Je ne peux pas m’arrêter de travailler. La retraite que je reçois est de 600 roupies (7 €). Comment pouvons-nous nous nourrir avec ça ? J’ai commencé à travailler dès l’âge de 10 ans. J’ai environ 65 ans. Je pourrais arrêter si le gouvernement augmentait nos retraites. Nous nous sommes souvent mobilisées auprès des autorités pour réclamer de meilleures retraites, mais sans beaucoup de succès. J’ai un fils qui travaille, mais ce qu’il gagne est insuffisant pour sa famille. Que devrions-nous faire, nous, les personnes âgées ? Le Gouvernement ne nous donne rien.
Quel est votre travail ?
Je suis employée de maison. Je fais la vaisselle et le ménage partout où on a besoin de moi. Je dois continuer à travailler et à apporter ma contribution à ma famille, sinon mon fils risque vraiment de me mettre à la porte. Je ne peux pas être un fardeau. Ma retraite de 600 roupies par mois n’est pas suffisante pour quoi que ce soit.

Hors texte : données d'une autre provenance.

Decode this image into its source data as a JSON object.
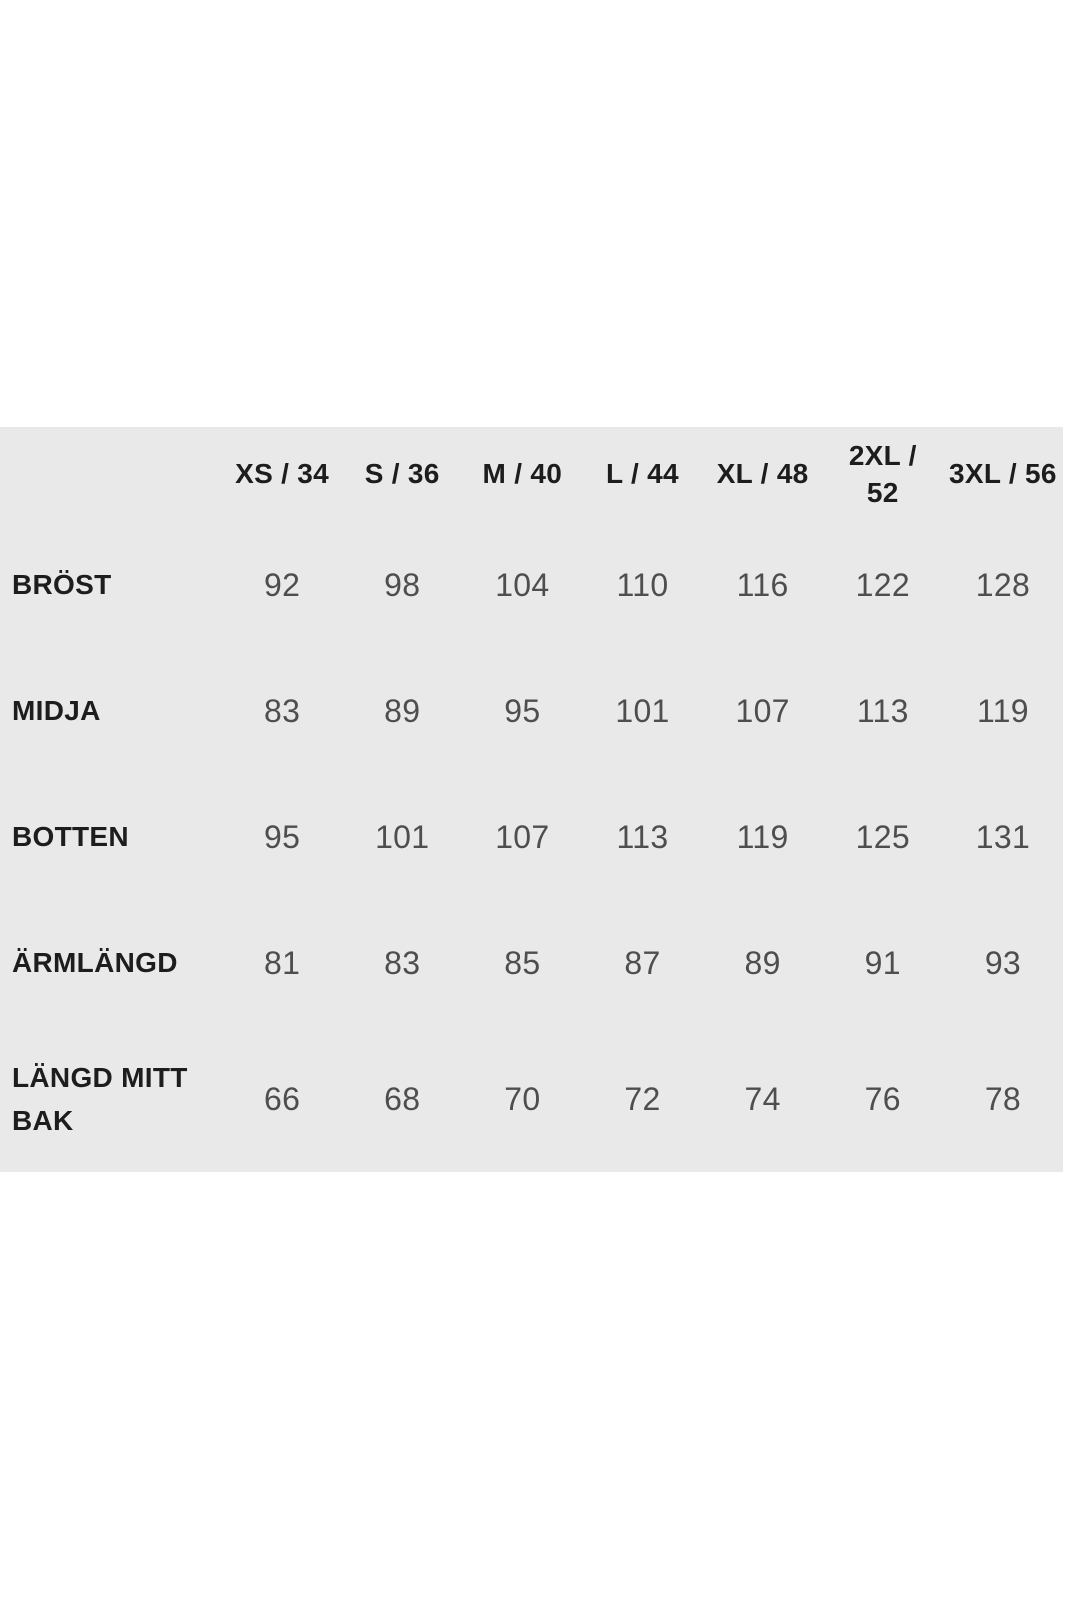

Quelle est la différence de conditions de travail entre le moment où vous avez commencé et aujourd’hui ?
Avant nous travaillions pour survivre. Nous nous battions pour avoir deux repas par jour. C’était une question de vie ou de mort. A l’époque, notre salaire était de 4 annas (un quart de roupie). Maintenant que nous nous organisons et que nous nous mobilisons, nous avons obtenu certains droits. A l’époque, nous ne pouvions rien demander. Maintenant nous avons une organisation syndicale forte, au service des travailleurs.

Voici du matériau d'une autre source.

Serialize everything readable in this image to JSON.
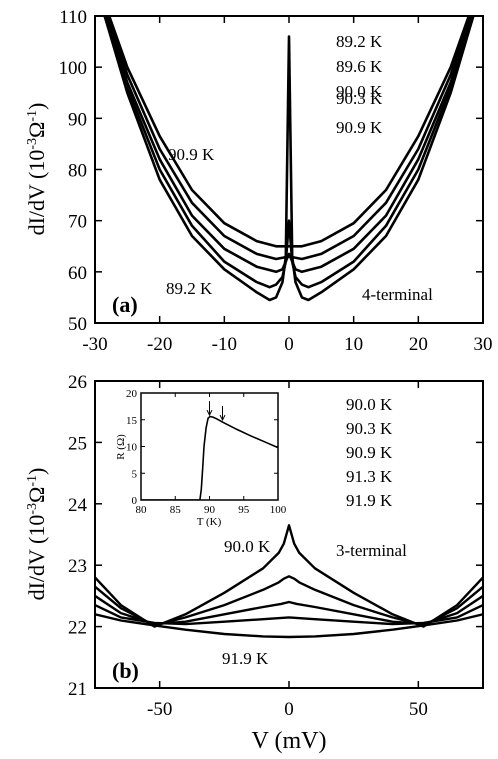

Quand avez-vous commencé à vous rapprocher de Fedina ou d’une organisation syndicale ?
Cela fait environ 30 ans. J’ai d’abord rejoint un groupe d’entraide pour femmes. Mais il n’a pas beaucoup aidé. Personne ne nous avait parlé de Fedina. Au tout début, nous nous sommes assises toutes ensemble autour d’une table, nous avons réfléchi et nous avons décidé de nous regrouper. Nous avons cotisé chacune 10 roupies et nous nous sommes mises ensemble. Plus tard, Fedina nous a accompagnées pour nous organiser en syndicat et faire valoir nos revendications. Aujourd’hui, grâce à notre mobilisation et celle de Fedina nous avons maintenant des retraites de 600 roupies mais cela ne suffit pas.
Combien de personnes y a-t-il dans le syndicat ?

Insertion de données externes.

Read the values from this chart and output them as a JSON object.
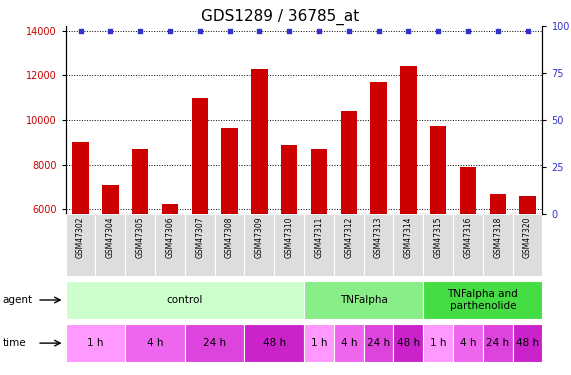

Nous sommes 55 femmes. Lorsque tous les groupes de la région se réunissent, nous sommes très nombreuses. Le syndicat prend soin de ses membres. Les élus, c’est le contraire. Ils ne sont pas prêts à nous donner ce qui est notre droit. Ils circulent dans leurs véhicules sur les routes que nous avons construites, les portes et les fenêtres de leurs maisons proviennent du bois que nous avons fait pousser, ils servent un maigre mandat de cinq ans et touchent ensuite une retraite pour le reste de leur vie. Qu’est-ce qu’ils font de nous ? Ils s’inquiètent seulement de savoir si nous votons pour eux ou non.
Comment vous organisez-vous lorsque vous vous adressez aux autorités ? Est-ce une décision collective ? Qui rédige les revendications ?
Nous discutons d’abord de nos besoins, de nos revendications, de manière collective. Ensuite nous faisons une synthèse, aussi de manière collective. Nos besoins sont communs - nous avons besoin de nourriture, de santé, de sécurité, de meilleures retraites - nous pouvons donc facilement avoir une demande commune. Nous sommes un tout.
Qu’a réalisé votre syndicat au cours des 15 dernières années ?
Il ne s’agit pas de savoir ce que nous avons réalisé. Vous savez, beaucoup de personnes meurent dans les rues sans personne pour les enterrer. C’est la triste réalité dans nos quartiers. Mais nous pouvons être sûrs que le groupe, le syndicat, sera là pour prendre soin de nous, pour prendre soin de nos enfants.
Est-il plus difficile d’être une femme dans votre situation ?
Nous aurons tout le temps des difficultés. En tant que femmes, nous devons nous occuper de nos beaux-parents, nous devons nous occuper de nos fils. Mais en fin de compte, personne ne prend soin de nous. Maintenant, avec le syndicat, nous sommes ensemble et nous nous assurons que nous avons toutes au moins quelque chose dans nos assiettes.